瞳に光が宿っていない人間が、そこにいた。
それが意味するのは”失敗”したということ。
あいつは適合と口にしていたが、諜報員は運悪く適合しなかったのだろう。
特殊なナノマシンとやらに。
「遺体の解析は、エンタープライズに任せるわ。アタクシは触りたくもないの。USBもあげちゃうわ」
後ろの扉が開き、中に何者かが入ってくる。
振り返った先には。
「お前、グレアリングで会った……」
「支配人! 遺体、運び終わりました!」
「ご苦労様……エリシヴァと一緒に外に出ているといいわ」
蛇足に襲われたグレアリングの会場で遭遇した人間。
二丁の拳銃で戦い、俺に任せてどっか行ったやつ。
やたらと食いまくっていたこいつが、まさかシトロン・ジェネヴァで働いたとはな。
そうか、あの時……エリシヴァ女王の護衛をしていたのか。
その時、まだ俺は女王の存在を知らなかったが、もしかしたらあの会場を訪れていたのだな。
……だから、なんだ。
思考を安定させ、イフリートを眺める。
「ミミゴン王……何かあったら、手を貸してあげる。できる範囲で」
エリシヴァは退出し、跡を追うイフリートが突然、思い出したかのようにある情報を話した。

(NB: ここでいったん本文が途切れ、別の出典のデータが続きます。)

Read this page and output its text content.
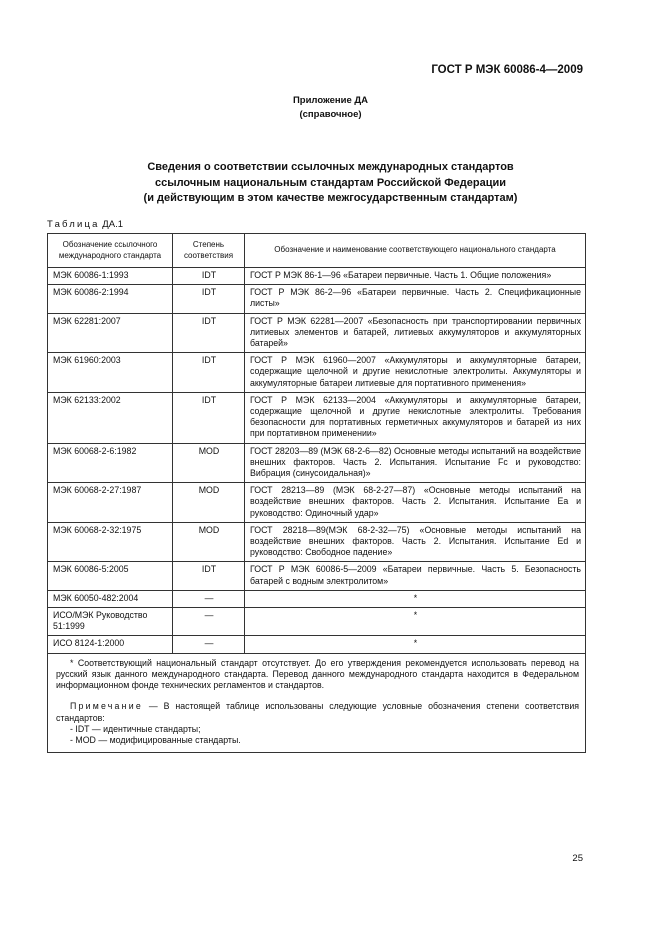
ГОСТ Р МЭК 60086-4—2009
Приложение ДА
(справочное)
Сведения о соответствии ссылочных международных стандартов
ссылочным национальным стандартам Российской Федерации
(и действующим в этом качестве межгосударственным стандартам)
Таблица ДА.1
Обозначение ссылочного международного стандарта	Степень соответствия	Обозначение и наименование соответствующего национального стандарта
МЭК 60086-1:1993	IDT	ГОСТ Р МЭК 86-1—96 «Батареи первичные. Часть 1. Общие положения»
МЭК 60086-2:1994	IDT	ГОСТ Р МЭК 86-2—96 «Батареи первичные. Часть 2. Спецификационные листы»
МЭК 62281:2007	IDT	ГОСТ Р МЭК 62281—2007 «Безопасность при транспортировании первичных литиевых элементов и батарей, литиевых аккумуляторов и аккумуляторных батарей»
МЭК 61960:2003	IDT	ГОСТ Р МЭК 61960—2007 «Аккумуляторы и аккумуляторные батареи, содержащие щелочной и другие некислотные электролиты. Аккумуляторы и аккумуляторные батареи литиевые для портативного применения»
МЭК 62133:2002	IDT	ГОСТ Р МЭК 62133—2004 «Аккумуляторы и аккумуляторные батареи, содержащие щелочной и другие некислотные электролиты. Требования безопасности для портативных герметичных аккумуляторов и батарей из них при портативном применении»
МЭК 60068-2-6:1982	MOD	ГОСТ 28203—89 (МЭК 68-2-6—82) Основные методы испытаний на воздействие внешних факторов. Часть 2. Испытания. Испытание Fc и руководство: Вибрация (синусоидальная)»
МЭК 60068-2-27:1987	MOD	ГОСТ 28213—89 (МЭК 68-2-27—87) «Основные методы испытаний на воздействие внешних факторов. Часть 2. Испытания. Испытание Ea и руководство: Одиночный удар»
МЭК 60068-2-32:1975	MOD	ГОСТ 28218—89(МЭК 68-2-32—75) «Основные методы испытаний на воздействие внешних факторов. Часть 2. Испытания. Испытание Ed и руководство: Свободное падение»
МЭК 60086-5:2005	IDT	ГОСТ Р МЭК 60086-5—2009 «Батареи первичные. Часть 5. Безопасность батарей с водным электролитом»
МЭК 60050-482:2004	—	*
ИСО/МЭК Руководство 51:1999	—	*
ИСО 8124-1:2000	—	*

* Соответствующий национальный стандарт отсутствует. До его утверждения рекомендуется использовать перевод на русский язык данного международного стандарта. Перевод данного международного стандарта находится в Федеральном информационном фонде технических регламентов и стандартов.
Примечание — В настоящей таблице использованы следующие условные обозначения степени соответствия стандартов:
- IDT — идентичные стандарты;
- MOD — модифицированные стандарты.		
25
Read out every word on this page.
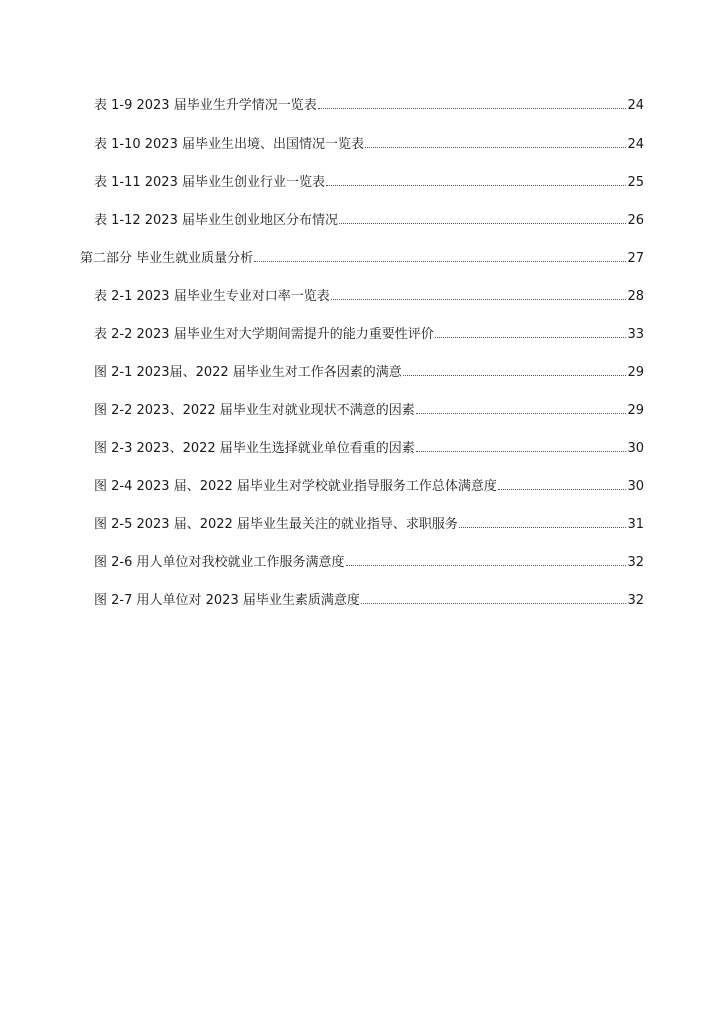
表 1-9 2023 届毕业生升学情况一览表	24
表 1-10 2023 届毕业生出境、出国情况一览表	24
表 1-11 2023 届毕业生创业行业一览表	25
表 1-12 2023 届毕业生创业地区分布情况	26
第二部分 毕业生就业质量分析	27
表 2-1 2023 届毕业生专业对口率一览表	28
表 2-2 2023 届毕业生对大学期间需提升的能力重要性评价	33
图 2-1 2023届、2022 届毕业生对工作各因素的满意	29
图 2-2 2023、2022 届毕业生对就业现状不满意的因素	29
图 2-3 2023、2022 届毕业生选择就业单位看重的因素	30
图 2-4 2023 届、2022 届毕业生对学校就业指导服务工作总体满意度	30
图 2-5 2023 届、2022 届毕业生最关注的就业指导、求职服务	31
图 2-6 用人单位对我校就业工作服务满意度	32
图 2-7 用人单位对 2023 届毕业生素质满意度	32
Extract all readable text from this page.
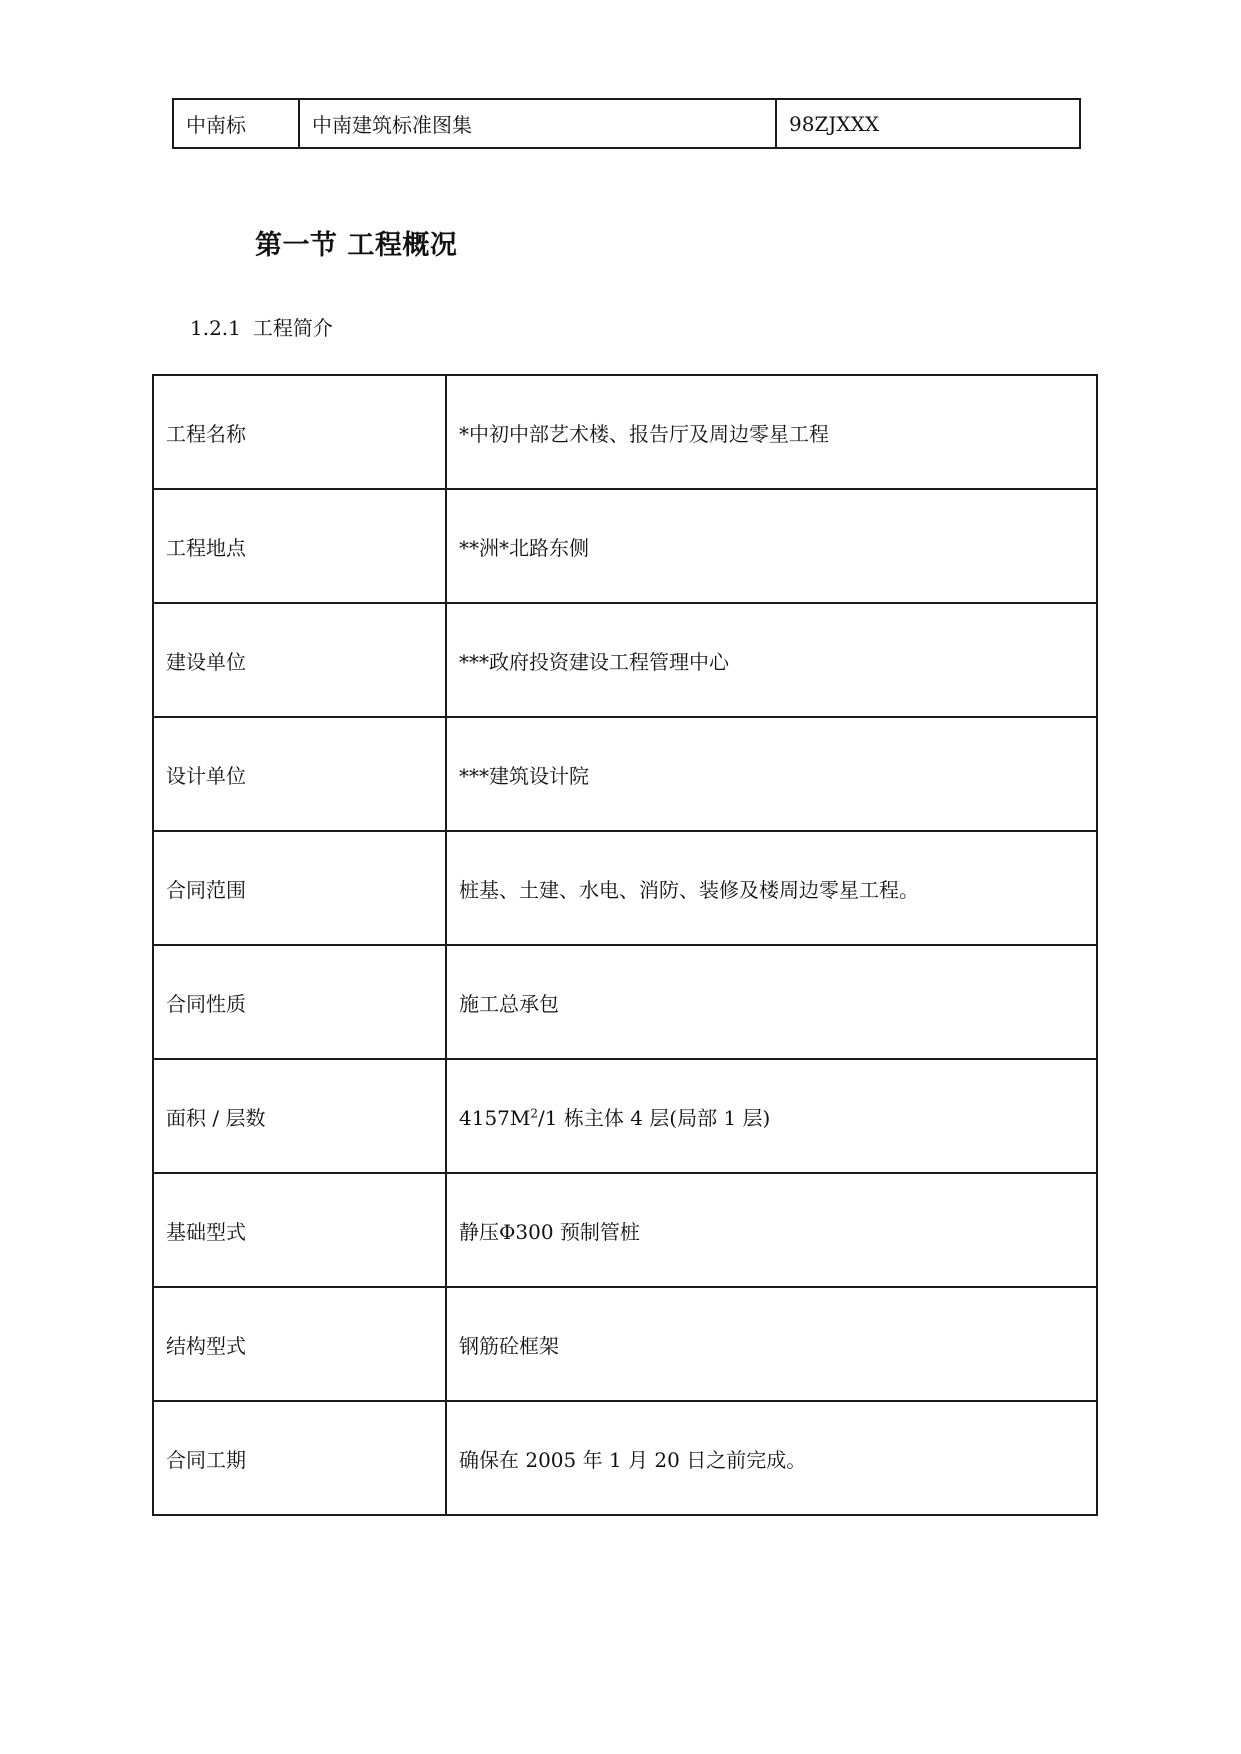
中南标	中南建筑标准图集	98ZJXXX
第一节 工程概况

1.2.1 工程简介

工程名称	*中初中部艺术楼、报告厅及周边零星工程
工程地点	**洲*北路东侧
建设单位	***政府投资建设工程管理中心
设计单位	***建筑设计院
合同范围	桩基、土建、水电、消防、装修及楼周边零星工程。
合同性质	施工总承包
面积 / 层数	$4157M^2/1$ 栋主体 4 层(局部 1 层)
基础型式	静压Φ300 预制管桩
结构型式	钢筋砼框架
合同工期	确保在 2005 年 1 月 20 日之前完成。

「奴らの研究を詳しく知りたかったら、第一研究所で軟禁されているコペンハーゲン博士を助けてあげな」
それを言い残して、扉の奥へと消えていった。
メイド達は、あの三人に付き添っていき、この場にいるのは俺と二人のメイドのみとなった。
イフリートの存在そのものが音を出していたかのように、いなくなると随分静かになってしまう。
あいつらが言っていた遺体とUSBはEIHQに届けられているだろうな。
エクスカリバールも預かってもらって、先ほど知った研究者コペンハーゲンについても調べてもらうか。